Clip vector [6,8][6,8] to norm 5.

Code cell 7

# Your Solution
g = np.array([6.0, 8.0])
print("Starter: multiply by min(1, 5 / norm(g)).")

Code cell 8

# Solution
g = np.array([6.0, 8.0])
scale = min(1.0, 5.0 / np.linalg.norm(g))
clipped = g * scale
print("clipped:", clipped)
print("norm:", np.linalg.norm(clipped))
assert np.isclose(np.linalg.norm(clipped), 5.0)

Exercise 3: Warmup schedule value

Find LR at step 50 with 100-step warmup and peak 0.0003.

Code cell 10

# Your Solution
step = 50
warmup = 100
peak = 3e-4
print("Starter: during warmup, lr = peak * (step + 1) / warmup.")

Code cell 11

# Solution
step = 50
warmup = 100
peak = 3e-4
lr = peak * (step + 1) / warmup
print("lr:", lr)
assert lr < peak

Exercise 4: Effective token batch

Compute tokens per optimizer step.

Code cell 13

# Your Solution
micro_batch = 4
seq_len = 2048
dp = 32
accum = 8
print("Starter: multiply micro_batch, seq_len, dp, and accum.")

Code cell 14

# Solution
micro_batch = 4
seq_len = 2048
dp = 32
accum = 8
tokens = micro_batch * seq_len * dp * accum
print("tokens per optimizer step:", tokens)

Exercise 5: Memory estimate

Estimate replicated Adam training state for 1B parameters with bf16 weights/grads and fp32 moments.

Code cell 16

# Your Solution
P = 1e9
print("Starter: weights=2P, grads=2P, moments=8P bytes.")

Code cell 17

# Solution
P = 1e9
total_bytes = 2*P + 2*P + 8*P
print("GB:", total_bytes / 1e9)
assert np.isclose(total_bytes / 1e9, 12.0)

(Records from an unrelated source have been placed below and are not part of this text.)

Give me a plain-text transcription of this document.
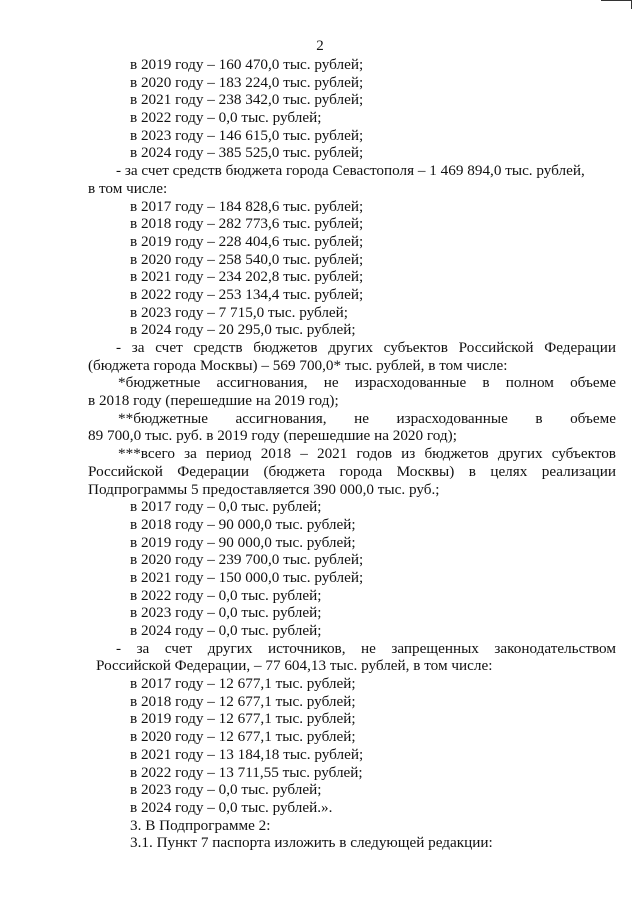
2
в 2019 году – 160 470,0 тыс. рублей;
в 2020 году – 183 224,0 тыс. рублей;
в 2021 году – 238 342,0 тыс. рублей;
в 2022 году – 0,0 тыс. рублей;
в 2023 году – 146 615,0 тыс. рублей;
в 2024 году – 385 525,0 тыс. рублей;
- за счет средств бюджета города Севастополя – 1 469 894,0 тыс. рублей,
в том числе:
в 2017 году – 184 828,6 тыс. рублей;
в 2018 году – 282 773,6 тыс. рублей;
в 2019 году – 228 404,6 тыс. рублей;
в 2020 году – 258 540,0 тыс. рублей;
в 2021 году – 234 202,8 тыс. рублей;
в 2022 году – 253 134,4 тыс. рублей;
в 2023 году – 7 715,0 тыс. рублей;
в 2024 году – 20 295,0 тыс. рублей;
- за счет средств бюджетов других субъектов Российской Федерации
(бюджета города Москвы) – 569 700,0* тыс. рублей, в том числе:
*бюджетные ассигнования, не израсходованные в полном объеме
в 2018 году (перешедшие на 2019 год);
**бюджетные ассигнования, не израсходованные в объеме
89 700,0 тыс. руб. в 2019 году (перешедшие на 2020 год);
***всего за период 2018 – 2021 годов из бюджетов других субъектов
Российской Федерации (бюджета города Москвы) в целях реализации
Подпрограммы 5 предоставляется 390 000,0 тыс. руб.;
в 2017 году – 0,0 тыс. рублей;
в 2018 году – 90 000,0 тыс. рублей;
в 2019 году – 90 000,0 тыс. рублей;
в 2020 году – 239 700,0 тыс. рублей;
в 2021 году – 150 000,0 тыс. рублей;
в 2022 году – 0,0 тыс. рублей;
в 2023 году – 0,0 тыс. рублей;
в 2024 году – 0,0 тыс. рублей;
- за счет других источников, не запрещенных законодательством
Российской Федерации, – 77 604,13 тыс. рублей, в том числе:
в 2017 году – 12 677,1 тыс. рублей;
в 2018 году – 12 677,1 тыс. рублей;
в 2019 году – 12 677,1 тыс. рублей;
в 2020 году – 12 677,1 тыс. рублей;
в 2021 году – 13 184,18 тыс. рублей;
в 2022 году – 13 711,55 тыс. рублей;
в 2023 году – 0,0 тыс. рублей;
в 2024 году – 0,0 тыс. рублей.».
3. В Подпрограмме 2:
3.1. Пункт 7 паспорта изложить в следующей редакции:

Exercise 6: Pipeline bubble

Compute bubble fraction for 4 stages and 12 micro-batches.

Code cell 19

# Your Solution
P = 4
M = 12
print("Starter: bubble = (P - 1) / (M + P - 1).")

Code cell 20

# Solution
P = 4
M = 12
bubble = (P - 1) / (M + P - 1)
print("bubble:", bubble)

Exercise 7: Tensor-parallel shard

Split a 4096 x 16384 weight matrix across 4 column-parallel ranks.

Code cell 22

# Your Solution
in_dim = 4096
out_dim = 16384
tp = 4
print("Starter: each rank owns out_dim / tp columns.")

Code cell 23

# Solution
in_dim = 4096
out_dim = 16384
tp = 4
shape = (in_dim, out_dim // tp)
print("per-rank shard shape:", shape)
assert shape == (4096, 4096)

Exercise 8: Training FLOPs

Use C=6NDC=6ND for a 7B model trained on 300B tokens.

Code cell 25

# Your Solution
N = 7e9
D = 300e9
print("Starter: C = 6 * N * D.")

Code cell 26

# Solution
N = 7e9
D = 300e9
C = 6 * N * D
print("FLOPs:", f"{C:.3e}")

Exercise 9: MFU

Compute MFU from useful FLOPs/sec and hardware peak.

Code cell 28

# Your Solution
useful = 60e15
peak = 160e15
print("Starter: MFU = useful / peak.")

Code cell 29

# Solution
useful = 60e15
peak = 160e15
mfu = useful / peak
print("MFU:", mfu)
assert 0 <= mfu <= 1

Exercise 10: Launch checklist

Write four checks before scaling a training run.

Code cell 31

# Your Solution
print("Starter: include loss, resume, memory, and batch checks.")

Code cell 32

# Solution
checks = [
    "small run reduces validation loss",
    "resume restores optimizer, scheduler, RNG, and dataloader state",
    "memory estimate includes activations and optimizer states",
    "effective global token batch is documented",
]
for check in checks:
    print("-", check)
assert len(checks) == 4

Closing Reflection

At scale, arithmetic mistakes become infrastructure failures. Keep units explicit, test small, and make the loss curve prove that the system is learning.